Perhaps the fact that he never swore exacerbated the situation. He had no outlet to express his fury. Certainly the fact that she got the giggles and couldn’t stop laughing didn’t help.

They remained married until he died several years ago. I think they accumulated 57 years together. He had a lot more patience than most people I know.

But back to summer. Officially it ends in a couple of weeks. Most people consider Labor Day its close. They have jobs or go to school. I am still wearing shorts, sandals and tee shirts (no one my age or size should dress himself this way), and I probably will until it snows. I think I don’t really enjoy the encumbrance of clothes. My former daughter in law never popped in unannounced for fear of the state in which she would find me.

I’m looking forward to fall. I like the colors in the trees, the cooler weather. I enjoy winter, too. Somehow I’d much rather take the dogs to the dog park at two below than at ninety plus with a lot of humidity.

Another benefit of the end of summer is that the beaches at the Indiana Dunes state and national parks relax their prohibition on pets. I love Lake Michigan.

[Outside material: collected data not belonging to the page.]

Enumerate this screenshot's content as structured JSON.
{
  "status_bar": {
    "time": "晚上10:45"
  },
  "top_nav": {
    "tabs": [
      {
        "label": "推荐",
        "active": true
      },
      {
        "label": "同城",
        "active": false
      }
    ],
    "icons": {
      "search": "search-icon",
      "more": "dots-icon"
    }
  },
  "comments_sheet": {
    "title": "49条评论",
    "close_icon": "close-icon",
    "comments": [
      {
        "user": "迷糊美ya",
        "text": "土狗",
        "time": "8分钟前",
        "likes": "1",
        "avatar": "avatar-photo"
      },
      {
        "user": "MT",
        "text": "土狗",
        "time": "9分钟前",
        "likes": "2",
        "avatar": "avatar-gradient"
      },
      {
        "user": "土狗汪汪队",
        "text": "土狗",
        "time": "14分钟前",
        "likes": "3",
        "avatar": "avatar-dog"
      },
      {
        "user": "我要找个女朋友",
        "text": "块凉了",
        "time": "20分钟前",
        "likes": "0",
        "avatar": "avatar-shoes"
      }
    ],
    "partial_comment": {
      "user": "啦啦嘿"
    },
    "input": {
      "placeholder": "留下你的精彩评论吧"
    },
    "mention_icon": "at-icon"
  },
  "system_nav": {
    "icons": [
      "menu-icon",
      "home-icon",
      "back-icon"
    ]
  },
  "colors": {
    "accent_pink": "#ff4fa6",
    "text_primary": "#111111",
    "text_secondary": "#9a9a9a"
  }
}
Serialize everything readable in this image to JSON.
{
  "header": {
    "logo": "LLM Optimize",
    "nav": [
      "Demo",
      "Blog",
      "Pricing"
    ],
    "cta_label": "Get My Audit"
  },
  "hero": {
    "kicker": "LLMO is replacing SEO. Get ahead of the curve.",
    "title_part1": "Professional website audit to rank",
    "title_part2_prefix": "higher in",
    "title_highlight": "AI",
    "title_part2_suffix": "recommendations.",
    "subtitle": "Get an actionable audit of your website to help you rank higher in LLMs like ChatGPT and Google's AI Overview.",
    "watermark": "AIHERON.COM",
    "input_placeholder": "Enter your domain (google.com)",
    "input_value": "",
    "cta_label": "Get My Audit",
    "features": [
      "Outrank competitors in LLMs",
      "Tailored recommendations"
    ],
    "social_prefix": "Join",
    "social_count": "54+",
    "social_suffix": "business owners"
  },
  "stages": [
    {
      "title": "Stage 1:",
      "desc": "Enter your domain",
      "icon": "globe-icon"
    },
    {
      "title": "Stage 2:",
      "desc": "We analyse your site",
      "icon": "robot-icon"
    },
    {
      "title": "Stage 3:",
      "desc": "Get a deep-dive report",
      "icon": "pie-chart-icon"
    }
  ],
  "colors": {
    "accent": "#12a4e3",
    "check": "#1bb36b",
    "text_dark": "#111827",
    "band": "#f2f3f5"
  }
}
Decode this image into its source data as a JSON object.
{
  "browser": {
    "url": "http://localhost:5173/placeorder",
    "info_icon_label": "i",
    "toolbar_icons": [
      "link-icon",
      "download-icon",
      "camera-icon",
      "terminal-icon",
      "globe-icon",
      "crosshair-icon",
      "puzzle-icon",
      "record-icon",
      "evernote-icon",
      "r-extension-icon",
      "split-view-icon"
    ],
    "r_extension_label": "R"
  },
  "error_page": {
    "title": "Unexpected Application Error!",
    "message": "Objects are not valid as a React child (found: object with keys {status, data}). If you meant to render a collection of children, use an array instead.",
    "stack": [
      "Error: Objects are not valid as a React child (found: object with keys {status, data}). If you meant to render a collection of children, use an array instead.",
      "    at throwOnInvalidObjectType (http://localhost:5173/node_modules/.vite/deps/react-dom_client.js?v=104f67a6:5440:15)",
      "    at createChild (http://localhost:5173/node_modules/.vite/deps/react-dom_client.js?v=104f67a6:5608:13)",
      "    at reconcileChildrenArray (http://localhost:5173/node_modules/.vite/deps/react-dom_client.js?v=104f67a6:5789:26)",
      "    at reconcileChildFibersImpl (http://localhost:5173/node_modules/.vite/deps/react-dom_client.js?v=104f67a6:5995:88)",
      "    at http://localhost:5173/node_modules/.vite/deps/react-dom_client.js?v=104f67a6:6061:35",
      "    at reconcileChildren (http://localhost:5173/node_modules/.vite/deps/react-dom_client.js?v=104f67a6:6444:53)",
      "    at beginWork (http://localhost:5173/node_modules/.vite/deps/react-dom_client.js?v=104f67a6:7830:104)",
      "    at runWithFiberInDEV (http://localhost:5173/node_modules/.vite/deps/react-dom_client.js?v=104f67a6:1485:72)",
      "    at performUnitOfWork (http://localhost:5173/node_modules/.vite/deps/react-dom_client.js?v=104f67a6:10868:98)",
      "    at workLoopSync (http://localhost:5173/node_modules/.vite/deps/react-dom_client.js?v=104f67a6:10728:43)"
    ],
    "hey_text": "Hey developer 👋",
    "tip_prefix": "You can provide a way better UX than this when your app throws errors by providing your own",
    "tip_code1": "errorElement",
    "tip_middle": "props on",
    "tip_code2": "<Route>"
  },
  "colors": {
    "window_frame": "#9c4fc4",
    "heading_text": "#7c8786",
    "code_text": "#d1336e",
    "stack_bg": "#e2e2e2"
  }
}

I love to sit on the beach and listen to the waves lap on the shore, to watch the dogs race around, then scoot to the edge of the water and try to bite the little whitecaps as they roll in. I like to watch the gulls wheel in the air and then skitter down the beach as they dig for whatever it is they dig for. When the lake is calm, I skip stones across the water. And in early fall the water is warm enough to still swim in – without crowds of people.

We took the dogs to the dunes this week, and we plan to go back next week. That's Stella and Brando in the photo at the top of this essay. We took them in March, the day we got back from South America. We boarded them for eighteen days and they needed a run, as you can see.

Have a nice end of summer. Enjoy the fall. And be sure to comment below.

4 comments:

Julia Buckley said...

Hi, Bill! Shane Gericke sent me your way, and your blog is fun. I'll stop in sometimes if that's okay.

Bill Moser said...

Julia~
I'm delighted to have Shane recommend me!
b

Anonymous said...

hi bill:

i know those big white lake michigan dunes; my aunt lives near them, and they are lovely; your dogs biting the little whitecaps is an image that will stick in my mind , because that is exactly what dogs do.

val in canada.

Anonymous said...

Shane Gericke told me to stop by, so I have. Nice blog.